Ее удивительная красота перестала служить оружием с тех пор, как она покинула храм Кибелы-Реи, и хотя поэты воспевали, а художники всячески старались заполучить ее моделью, афинянка удивлялась, как немного людей понимало истинное значение и силу прекрасного облика Эрис.

В сравнении с Таис она производила впечатление более взрослой, как будто ей было открыто более глубокое понимание дел и вещей, чем всем другим людям. И в то же время в часы веселья Эрис бесилась, не уступая афинянке, в глубине душе сохранившей прежнюю афинскую девчонку, падкую на безрассудные озорные поступки. Эта дивная, ниспосланная Великой Матерью или Афродитой подруга уходила от нее в подземное царство. Таис казалось, что сердце ее умирает тоже, что вокруг уже собираются тени мертвых: Менедем, Эгесихора, Леонтиск, Александр…

Сдерживая раздирающие всхлипывания, Таис шептала трем всемогущим богиням, моля вернуть ей Эрис. Словно в ответ на ее мольбы еще раз открылись синие глаза, озаряясь теплым светом любви.

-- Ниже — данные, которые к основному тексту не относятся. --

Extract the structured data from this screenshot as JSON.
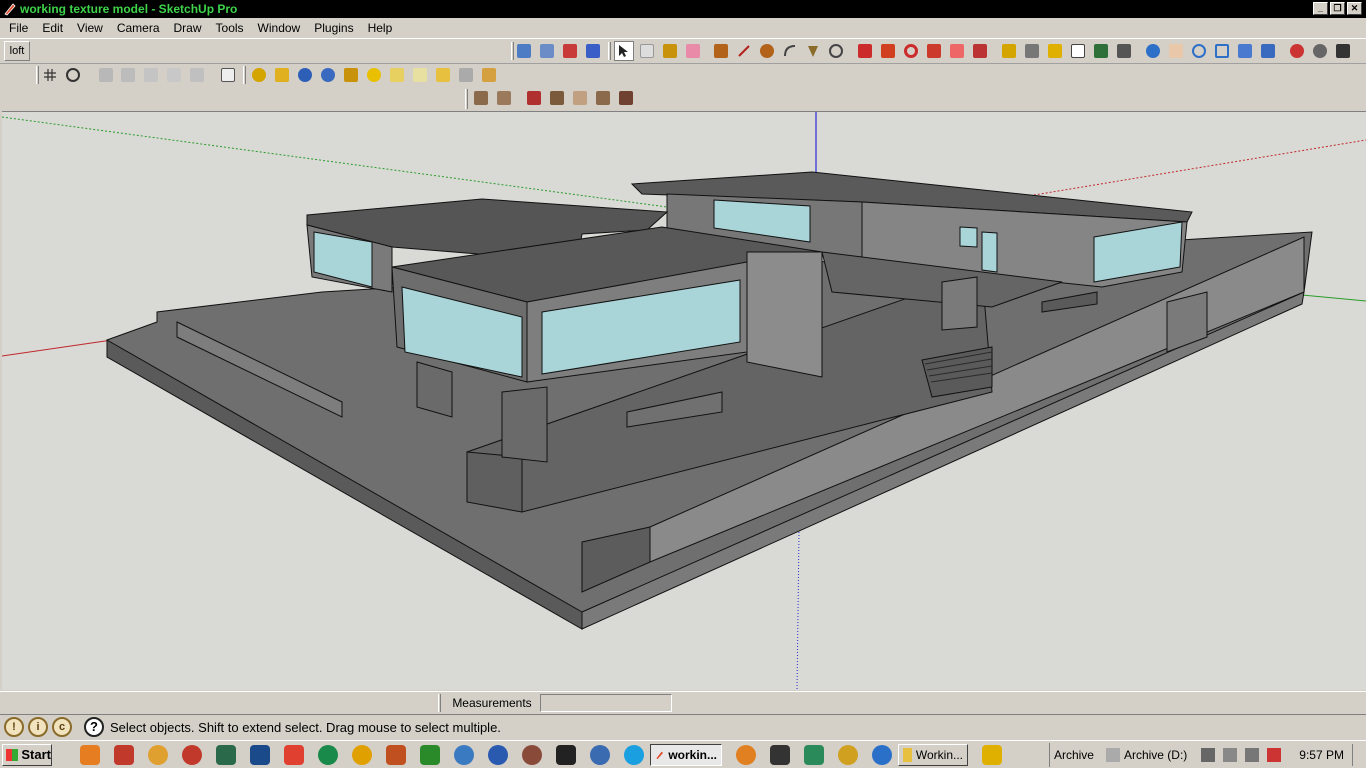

— Не печалься, друг мой… я буду… ждать… — напомнила Эрис свое обещание дожидаться на полях асфоделей перед Рекой, чтобы перейти ее вместе с подругой, рука в руке.

И тогда Таис разразилась отчаянными слезами. Ройкос решил послать за главным жрецом Нейт в страхе, что царица умрет тоже.

Старик вошел, едва дыша, не теряя величественной осанки. Он склонился над бесчувственной Эрис, взял ее руку и долго держал. Потом тронул за плечо царицу. Таис подняла искаженное горем лицо и встретила спокойный, печальный взгляд своего друга.

— Мне думается, она будет жить! — сказал жрец. Таис задохнулась, не в силах вымолвить ни слова. — Я послал за нашими врачами в помощь твоему эллину. Помнится мне, ты как-то упоминала о веществе из гор около Персеполиса. Сохранилось ли оно у тебя?

— Да, да! Сейчас принесу! — Таис, шатаясь, заторопилась к ларцу, где хранились диковинные лекарства Месопотамии, Индии и Бактрианы. Жрец нашел кусок темно-коричневого цвета, напоминавший смолу, и передал двум пожилым египтянам в простых белых одеждах. Скромные, но уверенные, они поговорили о чем-то с врачом дворца, растерли кусок лекарства в молоке и, разжав зубы Эрис, напоили ее. На рану положили пучок голубоватой травы с сильным странным запахом и крепко забинтовали.